The story ending was nice, although we haven't resolved the Nibirun yet and surely we must be getting their pretty golden scenery before this ends, so I expect we'll get that in rank 8.
I had wondered if there might be a plot twist and the "Omicron home world" section of Elysion might turn out to be the Nekropolis after all, but I like the direction they went with calling up a whole forest of those trees.
It feels a bit off that the Grebuloffs are cutesy otter-people. Given their backstory of starting out as aquatic and moving onto land, I was expecting that they were fish-people and the "diving suits" were actually the opposite; a water-filled suit so they can breathe on land.

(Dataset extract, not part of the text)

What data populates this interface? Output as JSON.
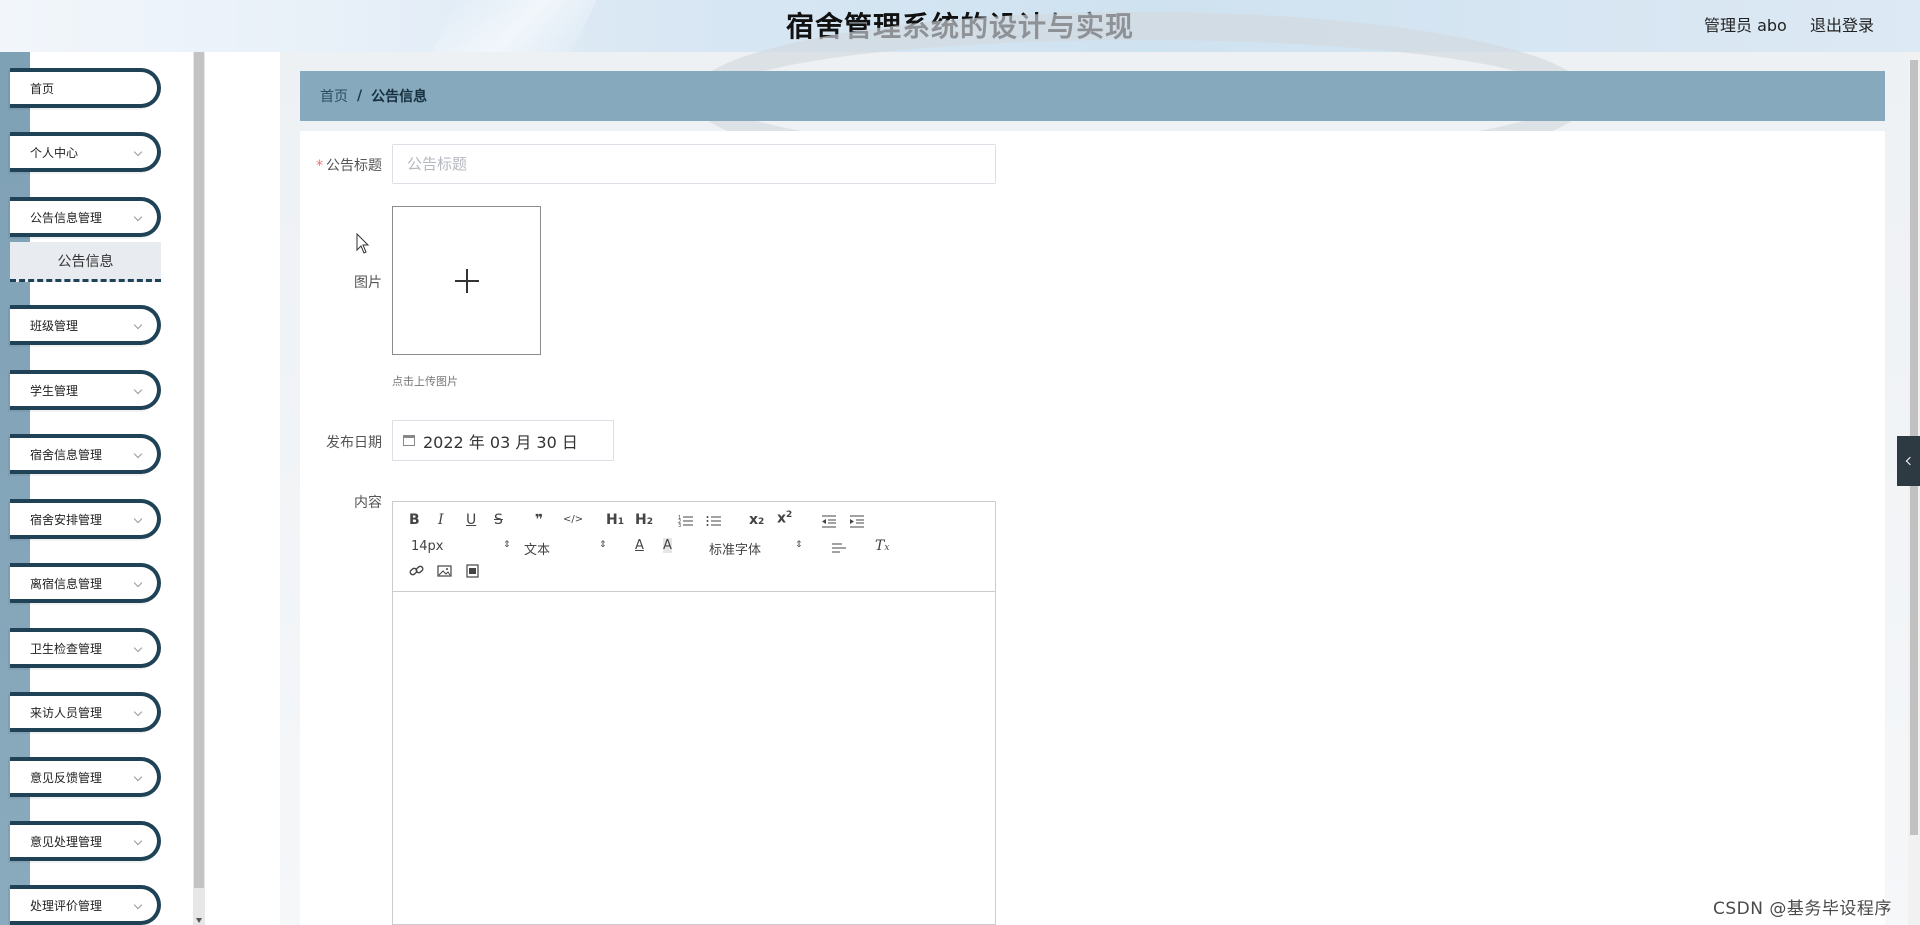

Also, I wish there was a bit more water in their part of Elysion – a really nice wide beach and swimmable water under that starry sky would have been lovely. The zone seems to have been built mainly with gathering in mind, but it could have been a spearfishing spot.
Staring at the glowing ball in the heart of Elysion, I have to wonder – the default science-minded assumption is "it's a star" – an actual star, a sun, not a planet – but then perhaps that isn't right in this setting. A planet's crust is coalescing around it. Could it actually be the planet's aetherial sea?

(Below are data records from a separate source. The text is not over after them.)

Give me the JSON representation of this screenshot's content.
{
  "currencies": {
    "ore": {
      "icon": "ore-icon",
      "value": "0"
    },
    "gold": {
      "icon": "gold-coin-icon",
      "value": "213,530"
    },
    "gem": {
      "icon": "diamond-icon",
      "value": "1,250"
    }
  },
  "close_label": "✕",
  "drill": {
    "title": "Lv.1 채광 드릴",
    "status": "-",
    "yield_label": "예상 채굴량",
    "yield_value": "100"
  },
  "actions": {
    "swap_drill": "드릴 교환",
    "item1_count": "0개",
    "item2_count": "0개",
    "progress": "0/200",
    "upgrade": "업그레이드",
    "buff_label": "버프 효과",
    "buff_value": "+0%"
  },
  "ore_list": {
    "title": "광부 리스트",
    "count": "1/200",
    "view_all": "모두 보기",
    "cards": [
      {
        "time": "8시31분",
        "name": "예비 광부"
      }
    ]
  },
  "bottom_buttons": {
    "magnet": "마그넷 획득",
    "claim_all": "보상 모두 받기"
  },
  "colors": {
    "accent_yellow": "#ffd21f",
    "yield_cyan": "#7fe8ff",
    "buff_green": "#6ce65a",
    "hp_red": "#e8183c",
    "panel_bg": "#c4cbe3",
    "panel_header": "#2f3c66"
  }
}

Also I wonder if there was some intent to imply the Omicrons were originally Earth humans, given the specific nod to Omega/M-017 in-universe deriving its name from M17 in the real-world Messier astronomical catalogue. Then again, it's entirely possible that the "real" catalogue got invented by a fictional race in the same way that anything else recognisable in the story-world has to have a fictional history.
Still, that sent me wondering if N-7000 is also an astronomical reference for naming purposes or just a number the writers pulled out of nowhere, so I consulted Wikipedia and the NGC catalogue does go up that high, but it turns out to be the somewhat boring and definitely not lore-friendly North America nebula. It's in the constellation Cygnus though. We could nickname N-7000 "Cygnus". Sigma? Kind of funny because just yesterday I was thinking that "gawky space robot addressing someone as Sir" put me in mind of Sigmund from Ratchet & Clank. I liked him. I'm wandering a mile off course now but I need to play those games again sometime.
Omicron design is extremely gawky though, and not in an endearing way. Everything about their stance and proportions looks off.
Also, as with Omega, having a character using "it" pronouns just messes with my mind (and more importantly grammar) in a weird way. People aren't meant to be "its", and "it" is used as a placeholder for the non-person thing in a sentence.